What are the main findings?Dr. Mavaddat: Recent large-scale genome wide association analyses have led to the discovery of genetic variation- called single nucleotide polymorphisms (SNPs) associated with breast cancer risk. Individually these variants confer risks that are too small to be useful for risk prediction. But when combined as a single score, called a polygenic risk score (PRS), this score may be used to stratify women according to their risk of developing breast cancer. This stratification could guide strategies for screening and prevention.

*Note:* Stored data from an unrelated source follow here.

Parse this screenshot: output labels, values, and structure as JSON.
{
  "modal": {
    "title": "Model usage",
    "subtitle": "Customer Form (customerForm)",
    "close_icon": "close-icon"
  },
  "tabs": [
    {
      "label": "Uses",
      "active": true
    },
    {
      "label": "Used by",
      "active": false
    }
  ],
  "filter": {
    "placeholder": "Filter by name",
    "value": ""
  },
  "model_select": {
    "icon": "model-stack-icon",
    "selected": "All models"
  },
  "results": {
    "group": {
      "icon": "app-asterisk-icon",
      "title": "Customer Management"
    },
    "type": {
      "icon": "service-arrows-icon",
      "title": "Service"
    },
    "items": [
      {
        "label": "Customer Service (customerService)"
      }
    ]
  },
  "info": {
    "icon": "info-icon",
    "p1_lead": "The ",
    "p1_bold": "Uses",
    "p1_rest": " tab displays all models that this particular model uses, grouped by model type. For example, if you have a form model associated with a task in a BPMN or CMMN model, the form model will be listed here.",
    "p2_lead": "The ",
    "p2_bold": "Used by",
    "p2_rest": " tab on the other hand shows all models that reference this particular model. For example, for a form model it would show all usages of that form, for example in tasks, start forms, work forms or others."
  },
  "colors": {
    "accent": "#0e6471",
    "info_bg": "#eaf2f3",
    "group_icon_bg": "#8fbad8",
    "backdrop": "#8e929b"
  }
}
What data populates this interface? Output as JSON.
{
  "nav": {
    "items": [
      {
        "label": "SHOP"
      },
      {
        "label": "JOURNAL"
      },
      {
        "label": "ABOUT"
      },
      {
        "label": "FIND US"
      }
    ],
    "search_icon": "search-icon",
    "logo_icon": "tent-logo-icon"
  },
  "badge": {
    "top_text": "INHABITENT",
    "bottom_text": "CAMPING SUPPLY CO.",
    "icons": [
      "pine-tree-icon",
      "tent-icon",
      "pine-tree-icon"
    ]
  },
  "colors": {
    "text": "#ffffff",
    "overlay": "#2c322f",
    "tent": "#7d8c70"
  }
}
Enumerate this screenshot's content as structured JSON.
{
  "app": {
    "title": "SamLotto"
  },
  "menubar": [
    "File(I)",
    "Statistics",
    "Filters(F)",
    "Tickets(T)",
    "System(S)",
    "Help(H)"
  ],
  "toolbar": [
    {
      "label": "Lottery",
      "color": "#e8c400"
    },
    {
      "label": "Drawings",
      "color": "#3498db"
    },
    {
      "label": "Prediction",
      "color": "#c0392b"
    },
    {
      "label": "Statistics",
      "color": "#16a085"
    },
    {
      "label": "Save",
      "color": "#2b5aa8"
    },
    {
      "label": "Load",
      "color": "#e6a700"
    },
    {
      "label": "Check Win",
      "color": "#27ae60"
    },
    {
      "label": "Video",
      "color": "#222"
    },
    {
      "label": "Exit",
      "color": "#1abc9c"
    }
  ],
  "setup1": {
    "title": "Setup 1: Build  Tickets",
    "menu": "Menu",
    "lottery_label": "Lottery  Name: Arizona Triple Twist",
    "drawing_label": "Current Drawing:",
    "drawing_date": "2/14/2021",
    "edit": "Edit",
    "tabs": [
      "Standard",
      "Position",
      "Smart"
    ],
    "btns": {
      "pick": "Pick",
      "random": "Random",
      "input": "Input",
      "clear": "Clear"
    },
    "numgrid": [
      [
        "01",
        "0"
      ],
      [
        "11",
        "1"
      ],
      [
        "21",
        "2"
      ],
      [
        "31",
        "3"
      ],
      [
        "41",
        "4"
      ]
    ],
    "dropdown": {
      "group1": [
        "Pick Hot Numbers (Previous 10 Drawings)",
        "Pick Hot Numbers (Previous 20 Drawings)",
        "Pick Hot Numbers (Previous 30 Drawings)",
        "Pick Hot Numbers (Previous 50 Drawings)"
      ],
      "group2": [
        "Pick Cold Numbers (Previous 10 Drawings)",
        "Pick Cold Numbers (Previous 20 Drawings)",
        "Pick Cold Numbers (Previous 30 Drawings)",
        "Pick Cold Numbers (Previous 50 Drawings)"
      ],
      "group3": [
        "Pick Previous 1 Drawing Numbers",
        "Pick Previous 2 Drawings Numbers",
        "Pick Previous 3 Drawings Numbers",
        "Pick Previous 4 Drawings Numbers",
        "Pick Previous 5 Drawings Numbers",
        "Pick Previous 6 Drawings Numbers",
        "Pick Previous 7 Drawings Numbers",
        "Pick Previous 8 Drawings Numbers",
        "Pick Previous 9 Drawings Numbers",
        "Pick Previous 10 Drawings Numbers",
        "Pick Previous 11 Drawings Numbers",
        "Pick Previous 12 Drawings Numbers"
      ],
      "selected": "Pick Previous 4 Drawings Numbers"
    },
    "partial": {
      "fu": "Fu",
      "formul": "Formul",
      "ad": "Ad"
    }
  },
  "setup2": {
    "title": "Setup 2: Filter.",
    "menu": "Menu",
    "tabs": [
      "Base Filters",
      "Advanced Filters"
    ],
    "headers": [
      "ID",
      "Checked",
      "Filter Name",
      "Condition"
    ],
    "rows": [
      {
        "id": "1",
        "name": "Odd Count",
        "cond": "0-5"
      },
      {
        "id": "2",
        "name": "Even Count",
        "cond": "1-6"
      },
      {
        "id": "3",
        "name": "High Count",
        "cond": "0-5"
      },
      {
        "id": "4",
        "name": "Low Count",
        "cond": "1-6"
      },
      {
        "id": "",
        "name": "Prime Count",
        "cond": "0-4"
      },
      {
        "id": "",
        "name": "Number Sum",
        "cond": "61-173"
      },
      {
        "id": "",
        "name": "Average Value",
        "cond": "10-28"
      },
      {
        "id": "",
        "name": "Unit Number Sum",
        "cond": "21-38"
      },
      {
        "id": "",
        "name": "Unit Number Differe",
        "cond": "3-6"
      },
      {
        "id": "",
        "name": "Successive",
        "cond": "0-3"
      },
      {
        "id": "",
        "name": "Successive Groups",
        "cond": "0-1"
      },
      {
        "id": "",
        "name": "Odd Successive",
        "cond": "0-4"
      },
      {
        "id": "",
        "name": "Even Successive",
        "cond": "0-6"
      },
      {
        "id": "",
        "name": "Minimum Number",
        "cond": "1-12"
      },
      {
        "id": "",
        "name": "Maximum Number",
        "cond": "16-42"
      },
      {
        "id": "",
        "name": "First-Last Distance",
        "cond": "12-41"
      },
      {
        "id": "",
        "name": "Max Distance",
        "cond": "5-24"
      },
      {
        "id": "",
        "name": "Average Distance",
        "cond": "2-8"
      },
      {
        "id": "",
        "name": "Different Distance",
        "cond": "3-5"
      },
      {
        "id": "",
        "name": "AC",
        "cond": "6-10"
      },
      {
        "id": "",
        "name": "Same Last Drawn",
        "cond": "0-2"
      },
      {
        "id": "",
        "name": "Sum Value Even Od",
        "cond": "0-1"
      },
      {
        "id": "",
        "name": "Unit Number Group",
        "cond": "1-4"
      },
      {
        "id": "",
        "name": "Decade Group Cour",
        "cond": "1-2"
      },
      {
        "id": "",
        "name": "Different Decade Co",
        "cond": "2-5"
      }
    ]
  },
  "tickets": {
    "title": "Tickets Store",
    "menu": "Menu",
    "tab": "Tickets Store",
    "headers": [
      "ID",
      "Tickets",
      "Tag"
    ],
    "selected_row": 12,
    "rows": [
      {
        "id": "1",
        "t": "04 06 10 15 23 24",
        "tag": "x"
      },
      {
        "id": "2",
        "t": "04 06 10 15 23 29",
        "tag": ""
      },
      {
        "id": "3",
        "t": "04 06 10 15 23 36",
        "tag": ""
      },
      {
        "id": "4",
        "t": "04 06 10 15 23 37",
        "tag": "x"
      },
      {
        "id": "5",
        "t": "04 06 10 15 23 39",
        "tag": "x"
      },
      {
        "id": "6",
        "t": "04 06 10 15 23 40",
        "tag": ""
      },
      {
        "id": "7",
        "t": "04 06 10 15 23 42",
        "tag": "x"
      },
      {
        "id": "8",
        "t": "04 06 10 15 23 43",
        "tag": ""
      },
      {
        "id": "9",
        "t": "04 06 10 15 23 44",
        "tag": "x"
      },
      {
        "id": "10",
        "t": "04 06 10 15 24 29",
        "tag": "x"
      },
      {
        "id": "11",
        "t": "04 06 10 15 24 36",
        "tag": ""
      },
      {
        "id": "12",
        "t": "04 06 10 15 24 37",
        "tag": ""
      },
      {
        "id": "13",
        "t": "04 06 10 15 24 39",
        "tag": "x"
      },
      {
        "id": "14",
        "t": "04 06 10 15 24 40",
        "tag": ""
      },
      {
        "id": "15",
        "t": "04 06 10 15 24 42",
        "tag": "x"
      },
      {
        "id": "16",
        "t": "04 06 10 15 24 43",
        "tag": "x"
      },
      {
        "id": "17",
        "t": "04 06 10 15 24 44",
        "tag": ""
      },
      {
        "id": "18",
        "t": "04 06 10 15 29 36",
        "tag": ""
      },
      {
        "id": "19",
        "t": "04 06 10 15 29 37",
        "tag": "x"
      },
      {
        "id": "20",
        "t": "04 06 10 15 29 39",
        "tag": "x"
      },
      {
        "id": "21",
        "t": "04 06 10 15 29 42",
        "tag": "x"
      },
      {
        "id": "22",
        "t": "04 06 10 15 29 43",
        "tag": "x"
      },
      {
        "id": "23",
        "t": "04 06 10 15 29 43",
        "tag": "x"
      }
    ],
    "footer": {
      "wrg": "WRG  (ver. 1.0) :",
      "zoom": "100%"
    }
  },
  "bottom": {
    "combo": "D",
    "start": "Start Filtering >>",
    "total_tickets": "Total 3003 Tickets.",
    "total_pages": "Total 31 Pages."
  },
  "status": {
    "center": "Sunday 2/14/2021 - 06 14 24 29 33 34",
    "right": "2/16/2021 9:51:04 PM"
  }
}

Our study was a large international collaboration involving 41 research groups from many different countries and included 33,673 breast cancer patients and 33,381 controls. We found that the genetic variants act more or less independently, and that the more risk variants a woman has the higher her risk of breast cancer. When women were ranked according to their PRS, women with scores in the top 1% had a threefold increased risk of breast cancer. This translates into an absolute risk of breast cancer of 29% by age 80. By contrast, women with the lowest 1% scores had a risk of 3.5%.
The PRS was effective in stratifying women with and without a family history of breast cancer, so that highest risk was for women with a family history and a high PRS. Finally, we showed that the PRS was better at predicting the risk of ER-positive breast cancer (potentially relevant to the application of risk stratification to chemoprevention for example, with tamoxifen, raloxifene or aromatase inhibitors).
There has been much debate as to whether genomic profiles are useful for individual risk prediction, especially in the context of the preventative strategies available at the present time. The estimates provided in this study will help inform these debates.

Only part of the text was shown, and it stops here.